Cape Town shows how installing solar panels on your home can earn you (a little) money
Dr Leigh de Decker, founder of BrightHouse Energy, was the first private consumer to enter into an agreement with the City of Cape Town to sell electricity back into the grid.
Her decision to install a solar PV plant at her home was motivated primarily by a wish to live more sustainably and be more self-reliant and resilient.
Before state power utility Eskom’s loadshedding (rotational power cuts) escalated to 2023’s Level 6, she ran all her optional energy-intensive appliances, such as her swimming pool pump and irrigation system, off her solar system in the daytime and used grid power by night.
‘The real value of solar is not for what you can export, but the money you save by not having to import electricity (off the grid),’ she says.
Cape Town is one of a growing number of municipalities, especially in the Western Cape, that offer consumers the option of selling their surplus electricity back into the grid.
Crippling and sustained bouts of loadshedding over the past few years have led to a host of new options available for any South African keen to invest in renewable energy.
Aided by tax incentives, new financing options, a significantly more attractive regulatory environment and a boom in imports of solar panels and inverters, green energy is now within reach of an increasing number of households and businesses.
Pay as you sell
Setting up a household to sell power back to the grid still requires a substantial capital investment. Firstly there’s the solar panels, inverter, batteries and installation fees, and then, to take part in the buy-back scheme, households have to buy a bidirectional meter that measures incoming and outgoing current.
For households with single-phase power, the meters cost around R5,000, and older households with three-phase power typically found in industrial and commercial buildings the bidirectional meters cost R9,000.
The City of Cape Town paid households 87c/kWh for excess electricity they sold back into the grid at the beginning of 2024 (the rate was scheduled to increase by 11% from 1 July), along with a 25c/kWh incentive, for taking part in the scheme.

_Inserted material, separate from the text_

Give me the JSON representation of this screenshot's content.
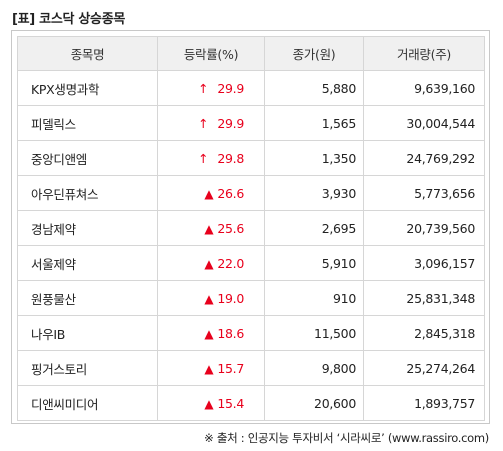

This amounts to only 42% of the price the city charges per kWh (308.58 c/kWh) for lower-consumption households, and only 30% of the 426.56 c/kWh charged to higher-consumption households.
The monthly electricity bill of households with bidirectional meters shows how much electricity was imported and exported, as well as the monthly electricity access fee, which is identical whether you have a solar system or not.